I look in the mirror during my trip in LA... I'm two Dodger game hot dogs down, one Cheesecake Factory cheesecake in, many cocktails, a greasy Fatburger, a tub of Salted Caramel Ben and Jerrys and a few frappacinos devoured and I stand in front of the mirror and...
Oh no she diaaaant just think the F word!!!
FAT!!!
FAT!!!
Shit!!! I have fat thighs, my muffin top looks more muffiiny and my belly looks like it could be carrying a 4 month old child... I rationalise... that I am the same size as yesterday and yesterday I felt slim! But I FEEL fat. Does anyone know what I mean? I am utterly HUGE and noone in their right mind would want to even look at me. Don't look at me people...
As I head into the world of personal training and I am about to take other peoples goals and wishes and thoughts into my own hands regarding their own body. The only body that they have. The one that they have been looking in the mirror at, for the whole of their lives. The one body that they have scrutinised and mentally bashed, and possibly been ashamed of, embarrassed of. That one body that wore their wedding dress, bathed in that bikini when they met the love of their life, gave birth to their first child, trained for 6 months before doing the marathon, fed crap food to, fed good food to, fatty food, no food, the same body that they have decided that they want to change, adapt, make better, improve, tone, firm, lean up... the same body that they want to see looking back at them and for them to be proud of...
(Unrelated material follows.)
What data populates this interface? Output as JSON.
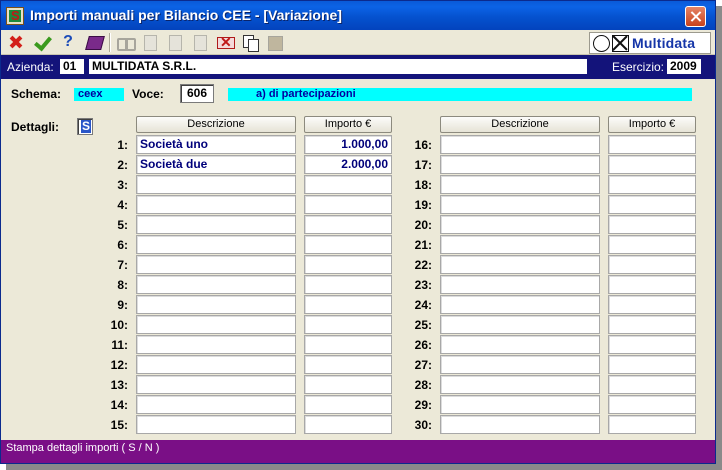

I have had to ask myself the question, what is it that we want? What body is it that we are aiming for, what are we chasing? Why are we limiting our calories, cutting the carbs, upping the protein, drinking hideous flavoured drinks, working out six times a week? Why are we trying that funky keep fit class or faddy weight lifting regime? Why are we sending ourselves insane? And the answer that I come up with when I ask why I have gone through all that craziness above, is because I want to FEEL good. Yes that can coincide with looking great too, but my perception of 'looking great' changes from day to day, month to month, and essentially if I FEEL slim, I usually think I LOOK slim.
Someone ages ago asked me the question, if I could be larger than I am now, but FEEL great about my body and had the perception that my body was in the place I wanted it to be; or I could have the body I thought I wanted, (you know the one, the Victoria Secret model bod) but I would still FEEL fat, and crappy and down about my body... which one would I choose?
And honestly, the answer I gave back then, was the ugly truth, the latter.
I went to see a lecturer last night in LA, Jason Glass. He spoke about us as humans, always wanting something in 'form' Wanting a certain amount of money, a certain acting job, a particular number on the scale. He talked of how sometimes, we get the thing we want, in 'form' and it actually doesn't feel as good as we had imagined or hoped or dreamed. He says this is because what we really want is the 'essence' of what that form brings. We want the time and freedom that the form of money can buy, we want the validation perhaps, as well as the excitement of a new job, a new character, a new experience to have, we want the feeling we feel when we step on the scale and see the number we have always been searching for... We want the 'feeling' the 'essence' of these things that often do not actually come from receiving the 'form' of it, or it certainly does not last forever, the feeling nor literally having those things in form. He mentions, instead of working towards the actuality of 'getting' these things, that we have all the incite and possibility to have the essence of all the above, already in us. Imagine if one meant we got the other. Imagine if we started feeling great, loving our bods (muffin top and all) What if we looked in the mirror and liked what we saw already and as a result, we nourished it, looked after it, because, well, that just makes sense. I love a pinterest quote, and one sticks in mind that says 'Love yourself enough to live a healthy life' In feeling good about our large, oversized ear lobes and our cellulitey elbows, perhaps we will finally get the bod we have always wanted.
Oh wait... that is not the point? shit!!!